Depois do fake design (ponteiras de escape, entradas de ar, entre outros elementos que não passam de adereços sem função), na era elétrica parece que vamos ser brindados com o fake shifting, com várias marcas - Lexus e Hyundai, por exemplo - apostando na simulação de trocas de marcha para seus futuros elétricos.
É econômico?
Apesar de ter um lado menos conseguido, foi muito fácil gostar do Honda HR-V durante os dias em que o tive comigo. Nos deslocamentos do dia a dia foi um excelente companheiro, fácil de lidar, confortável, retribuindo com consumos baixos q.b. - uma das principais razões de ser do conjunto híbrido que o equipa.
No uso urbano cheguei a medir consumos tão baixos quanto 3,9 l/100 km, e em estrada aberta (por volta dos 90 km/h) subiu para 5,2-5,3 l. Só na autoestrada, dependente apenas do motor a combustão, mostrou ter mais «apetite», chegando a números como 7,0 l/100 km.

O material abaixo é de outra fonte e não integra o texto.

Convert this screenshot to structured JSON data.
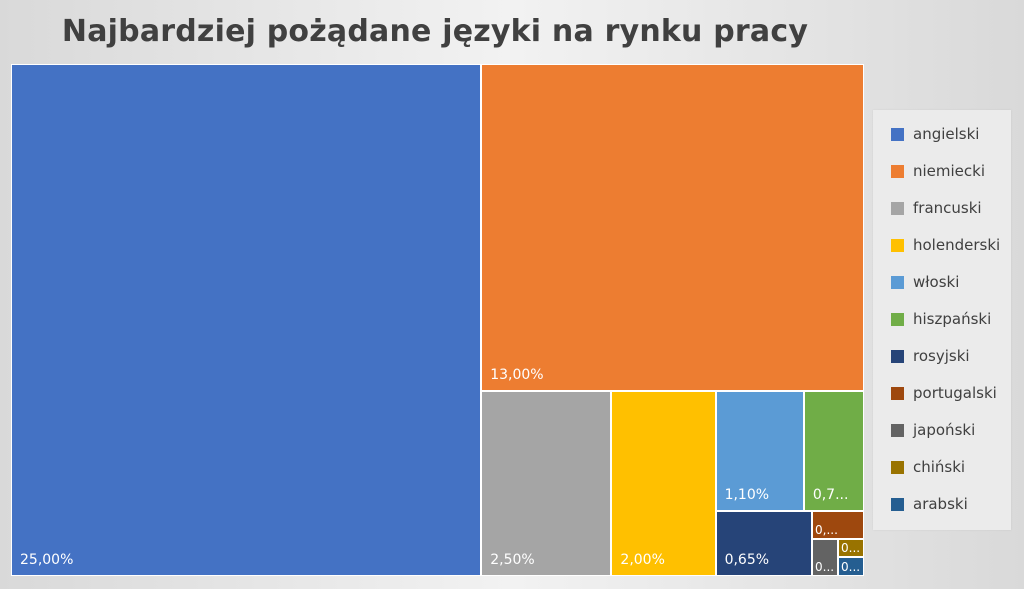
{
  "chart_data": {
    "type": "treemap",
    "title": "Najbardziej pożądane języki na rynku pracy",
    "legend_position": "right",
    "items": [
      {
        "name": "angielski",
        "value": 25.0,
        "label": "25,00%",
        "color": "#4472C4"
      },
      {
        "name": "niemiecki",
        "value": 13.0,
        "label": "13,00%",
        "color": "#ED7D31"
      },
      {
        "name": "francuski",
        "value": 2.5,
        "label": "2,50%",
        "color": "#A5A5A5"
      },
      {
        "name": "holenderski",
        "value": 2.0,
        "label": "2,00%",
        "color": "#FFC000"
      },
      {
        "name": "włoski",
        "value": 1.1,
        "label": "1,10%",
        "color": "#5B9BD5"
      },
      {
        "name": "hiszpański",
        "value": 0.75,
        "label": "0,7...",
        "color": "#70AD47"
      },
      {
        "name": "rosyjski",
        "value": 0.65,
        "label": "0,65%",
        "color": "#264478"
      },
      {
        "name": "portugalski",
        "value": 0.15,
        "label": "0,...",
        "color": "#9E480E"
      },
      {
        "name": "japoński",
        "value": 0.1,
        "label": "0...",
        "color": "#636363"
      },
      {
        "name": "chiński",
        "value": 0.05,
        "label": "0...",
        "color": "#997300"
      },
      {
        "name": "arabski",
        "value": 0.05,
        "label": "0...",
        "color": "#255E91"
      }
    ]
  }
}
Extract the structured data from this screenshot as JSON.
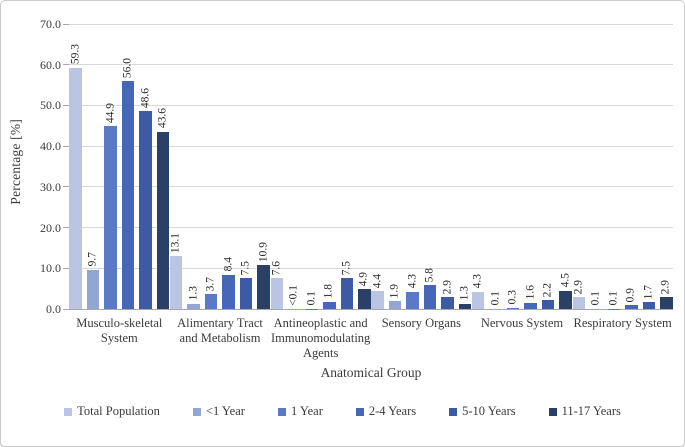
{
  "figure": {
    "background": "#ffffff",
    "border_color": "#cbcbcb",
    "gridline_color": "#d9d9d9",
    "axis_line_color": "#a9a9a9",
    "text_color": "#3b3b3b",
    "data_label_color": "#262626"
  },
  "chart_data": {
    "type": "bar",
    "title": "",
    "xlabel": "Anatomical Group",
    "ylabel": "Percentage [%]",
    "ylim": [
      0,
      70
    ],
    "ytick_step": 10,
    "ytick_labels": [
      "0.0",
      "10.0",
      "20.0",
      "30.0",
      "40.0",
      "50.0",
      "60.0",
      "70.0"
    ],
    "grid": true,
    "legend_position": "bottom",
    "bar_value_labels_rotated": true,
    "categories": [
      "Musculo-skeletal\nSystem",
      "Alimentary Tract\nand Metabolism",
      "Antineoplastic and\nImmunomodulating\nAgents",
      "Sensory Organs",
      "Nervous System",
      "Respiratory System"
    ],
    "series": [
      {
        "name": "Total Population",
        "color": "#b9c5e3",
        "values": [
          59.3,
          13.1,
          7.6,
          4.4,
          4.3,
          2.9
        ],
        "labels": [
          "59.3",
          "13.1",
          "7.6",
          "4.4",
          "4.3",
          "2.9"
        ]
      },
      {
        "name": "<1 Year",
        "color": "#93a6d2",
        "values": [
          9.7,
          1.3,
          0.05,
          1.9,
          0.1,
          0.1
        ],
        "labels": [
          "9.7",
          "1.3",
          "<0.1",
          "1.9",
          "0.1",
          "0.1"
        ]
      },
      {
        "name": "1 Year",
        "color": "#5b79c7",
        "values": [
          44.9,
          3.7,
          0.1,
          4.3,
          0.3,
          0.1
        ],
        "labels": [
          "44.9",
          "3.7",
          "0.1",
          "4.3",
          "0.3",
          "0.1"
        ]
      },
      {
        "name": "2-4 Years",
        "color": "#4667b7",
        "values": [
          56.0,
          8.4,
          1.8,
          5.8,
          1.6,
          0.9
        ],
        "labels": [
          "56.0",
          "8.4",
          "1.8",
          "5.8",
          "1.6",
          "0.9"
        ]
      },
      {
        "name": "5-10 Years",
        "color": "#3d5ba5",
        "values": [
          48.6,
          7.5,
          7.5,
          2.9,
          2.2,
          1.7
        ],
        "labels": [
          "48.6",
          "7.5",
          "7.5",
          "2.9",
          "2.2",
          "1.7"
        ]
      },
      {
        "name": "11-17 Years",
        "color": "#2b4067",
        "values": [
          43.6,
          10.9,
          4.9,
          1.3,
          4.5,
          2.9
        ],
        "labels": [
          "43.6",
          "10.9",
          "4.9",
          "1.3",
          "4.5",
          "2.9"
        ]
      }
    ]
  }
}
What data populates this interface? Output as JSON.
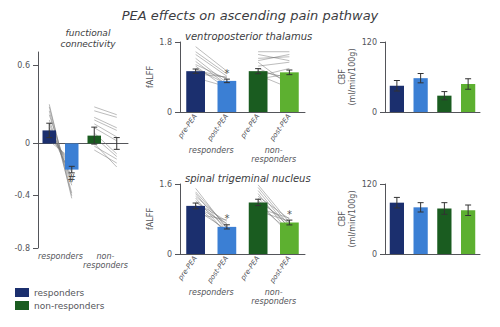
{
  "title": "PEA effects on ascending pain pathway",
  "chart_data": [
    {
      "type": "bar",
      "title": "functional\nconnectivity",
      "categories": [
        null,
        null,
        null,
        null
      ],
      "group_labels": [
        "responders",
        "non-\nresponders"
      ],
      "ylim": [
        -0.8,
        0.7
      ],
      "yticks": [
        -0.8,
        -0.4,
        0,
        0.6
      ],
      "legend": "lower left",
      "series": [
        {
          "name": "responders",
          "colors": [
            "#1b2f6e",
            "#3b7fd4",
            null,
            null
          ],
          "values": [
            0.1,
            -0.2,
            null,
            null
          ],
          "errors": [
            0.055,
            0.025,
            null,
            null
          ],
          "lines": [
            [
              0.22,
              -0.3
            ],
            [
              0.15,
              -0.28
            ],
            [
              0.08,
              -0.18
            ],
            [
              0.28,
              -0.38
            ],
            [
              0.05,
              -0.15
            ],
            [
              0.18,
              -0.32
            ],
            [
              0.1,
              -0.25
            ],
            [
              0.25,
              -0.4
            ],
            [
              0.02,
              -0.12
            ],
            [
              0.3,
              -0.42
            ],
            [
              0.12,
              -0.22
            ]
          ]
        },
        {
          "name": "non-responders",
          "colors": [
            null,
            null,
            "#1a5c20",
            "#5db030"
          ],
          "values": [
            null,
            null,
            0.06,
            0.0
          ],
          "errors": [
            null,
            null,
            0.065,
            0.045
          ],
          "lines": [
            [
              0.2,
              0.12
            ],
            [
              0.05,
              -0.1
            ],
            [
              0.15,
              0.05
            ],
            [
              -0.05,
              -0.15
            ],
            [
              0.25,
              0.2
            ],
            [
              0.08,
              -0.08
            ],
            [
              0.18,
              0.1
            ],
            [
              0.0,
              -0.18
            ],
            [
              0.28,
              0.22
            ],
            [
              -0.02,
              -0.12
            ],
            [
              0.12,
              0.02
            ]
          ]
        }
      ],
      "annotations": [
        {
          "text": "#",
          "index": 1
        }
      ]
    },
    {
      "type": "bar",
      "title": "ventroposterior thalamus",
      "ylabel": "fALFF",
      "categories": [
        "pre-PEA",
        "post-PEA",
        "pre-PEA",
        "post-PEA"
      ],
      "group_labels": [
        "responders",
        "non-\nresponders"
      ],
      "ylim": [
        0,
        1.8
      ],
      "yticks": [
        0,
        1.8
      ],
      "series": [
        {
          "colors": [
            "#1b2f6e",
            "#3b7fd4",
            null,
            null
          ],
          "values": [
            1.05,
            0.8,
            null,
            null
          ],
          "errors": [
            0.055,
            0.045,
            null,
            null
          ],
          "lines": [
            [
              1.68,
              1.05
            ],
            [
              1.3,
              0.7
            ],
            [
              1.08,
              0.88
            ],
            [
              1.18,
              0.6
            ],
            [
              0.98,
              0.9
            ],
            [
              1.38,
              0.75
            ],
            [
              0.88,
              0.65
            ],
            [
              1.22,
              0.85
            ],
            [
              1.12,
              0.72
            ],
            [
              1.48,
              0.92
            ],
            [
              1.55,
              0.98
            ]
          ]
        },
        {
          "colors": [
            null,
            null,
            "#1a5c20",
            "#5db030"
          ],
          "values": [
            null,
            null,
            1.05,
            1.02
          ],
          "errors": [
            null,
            null,
            0.065,
            0.06
          ],
          "lines": [
            [
              1.32,
              1.48
            ],
            [
              1.12,
              0.78
            ],
            [
              0.92,
              1.12
            ],
            [
              1.28,
              0.68
            ],
            [
              1.48,
              1.32
            ],
            [
              0.85,
              0.98
            ],
            [
              1.18,
              1.28
            ],
            [
              0.95,
              0.62
            ],
            [
              1.38,
              1.42
            ],
            [
              1.05,
              0.88
            ],
            [
              1.55,
              1.55
            ]
          ]
        }
      ],
      "annotations": [
        {
          "text": "*",
          "index": 1
        }
      ]
    },
    {
      "type": "bar",
      "ylabel": "CBF\n(ml/min/100g)",
      "categories": [
        null,
        null,
        null,
        null
      ],
      "ylim": [
        0,
        120
      ],
      "yticks": [
        0,
        120
      ],
      "series": [
        {
          "colors": [
            "#1b2f6e",
            "#3b7fd4",
            null,
            null
          ],
          "values": [
            45,
            58,
            null,
            null
          ],
          "errors": [
            9,
            8,
            null,
            null
          ]
        },
        {
          "colors": [
            null,
            null,
            "#1a5c20",
            "#5db030"
          ],
          "values": [
            null,
            null,
            28,
            48
          ],
          "errors": [
            null,
            null,
            7,
            9
          ]
        }
      ]
    },
    {
      "type": "bar",
      "title": "spinal trigeminal nucleus",
      "ylabel": "fALFF",
      "categories": [
        "pre-PEA",
        "post-PEA",
        "pre-PEA",
        "post-PEA"
      ],
      "group_labels": [
        "responders",
        "non-\nresponders"
      ],
      "ylim": [
        0,
        1.6
      ],
      "yticks": [
        0,
        1.6
      ],
      "series": [
        {
          "colors": [
            "#1b2f6e",
            "#3b7fd4",
            null,
            null
          ],
          "values": [
            1.1,
            0.62,
            null,
            null
          ],
          "errors": [
            0.065,
            0.048,
            null,
            null
          ],
          "lines": [
            [
              1.38,
              0.52
            ],
            [
              1.22,
              0.6
            ],
            [
              1.08,
              0.7
            ],
            [
              1.28,
              0.45
            ],
            [
              0.92,
              0.78
            ],
            [
              1.42,
              0.62
            ],
            [
              1.02,
              0.55
            ],
            [
              1.32,
              0.68
            ],
            [
              1.12,
              0.5
            ],
            [
              1.18,
              0.75
            ],
            [
              1.5,
              0.58
            ]
          ]
        },
        {
          "colors": [
            null,
            null,
            "#1a5c20",
            "#5db030"
          ],
          "values": [
            null,
            null,
            1.18,
            0.72
          ],
          "errors": [
            null,
            null,
            0.072,
            0.055
          ],
          "lines": [
            [
              1.45,
              0.58
            ],
            [
              1.22,
              0.7
            ],
            [
              1.05,
              0.82
            ],
            [
              1.38,
              0.48
            ],
            [
              0.98,
              0.75
            ],
            [
              1.52,
              0.65
            ],
            [
              1.12,
              0.52
            ],
            [
              1.32,
              0.8
            ],
            [
              1.2,
              0.45
            ],
            [
              1.28,
              0.62
            ],
            [
              1.58,
              0.72
            ]
          ]
        }
      ],
      "annotations": [
        {
          "text": "*",
          "index": 1
        },
        {
          "text": "*",
          "index": 3
        }
      ]
    },
    {
      "type": "bar",
      "ylabel": "CBF\n(ml/min/100g)",
      "categories": [
        null,
        null,
        null,
        null
      ],
      "ylim": [
        0,
        120
      ],
      "yticks": [
        0,
        120
      ],
      "series": [
        {
          "colors": [
            "#1b2f6e",
            "#3b7fd4",
            null,
            null
          ],
          "values": [
            88,
            80,
            null,
            null
          ],
          "errors": [
            9,
            8,
            null,
            null
          ]
        },
        {
          "colors": [
            null,
            null,
            "#1a5c20",
            "#5db030"
          ],
          "values": [
            null,
            null,
            78,
            75
          ],
          "errors": [
            null,
            null,
            10,
            9
          ]
        }
      ]
    }
  ]
}
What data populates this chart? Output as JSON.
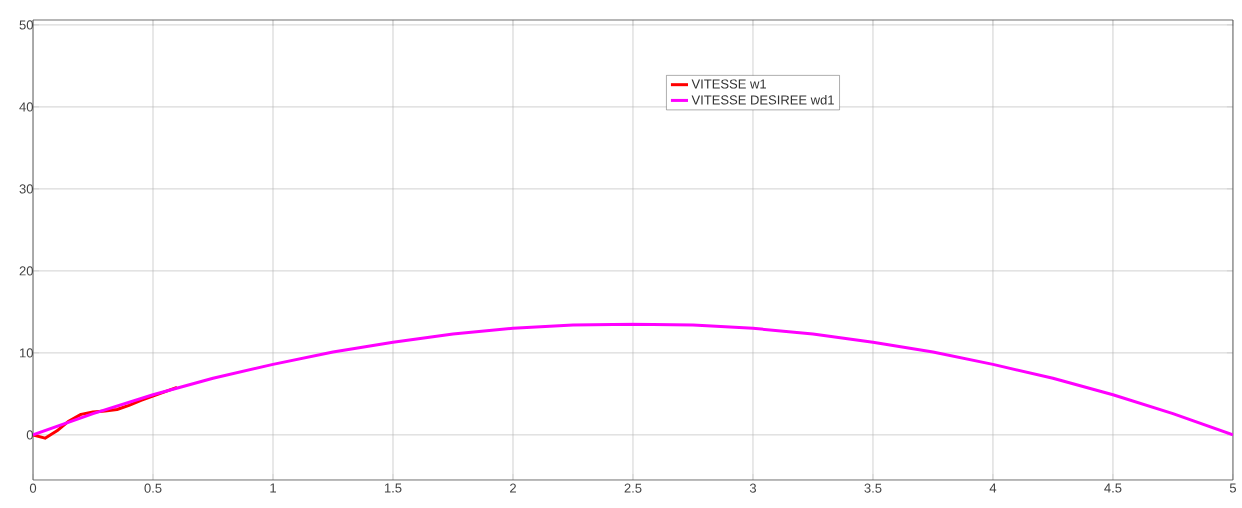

Devolvi o HR-V à Honda com uma média final de 5,8 l/100 km, com muita autoestrada pelo meio - não muito distante dos 5,4 l/100 km oficiais no ciclo combinado WLTP. Se os seus trajetos forem majoritariamente urbanos, é fácil alcançar médias na faixa dos 4,5 l/100 km. Apesar dos números positivos, há concorrentes que conseguem fazer melhor.
Preço (muito) elevado
Se o Honda HR-V tem muitos atributos a seu favor, o preço certamente não é um deles. Mesmo considerando que se trata da versão topo de linha, com uma extensa lista de equipamentos de série, os 42 750 euros pedidos (preço chave na mão) são realmente muito altos.
Podemos olhar para o Kia Niro HEV, talvez um dos rivais mais diretos do HR-V. O sul-coreano oferece mais espaço e uma lista de equipamento de série tão extensa quanto a do japonês, mas é ainda mais econômico (4,7 l/100 km oficiais) - como João Delfim Tomé comprovou quando o testou. E, além disso, custa 37 900 euros (sem despesas administrativas), confortavelmente abaixo do HR-V.
Talvez mais preocupante seja o fato de o Toyota Corolla Cross 2.0 HEV, bem mais potente (197 cv) e, curiosamente, potencialmente mais econômico (5,0 l/100 km oficiais), ficar a pouco mais de dois mil euros de distância.
Há, contudo, versões mais acessíveis do HR-V. A versão de entrada, Elegance, parte dos 36 250 euros (preço chave na mão).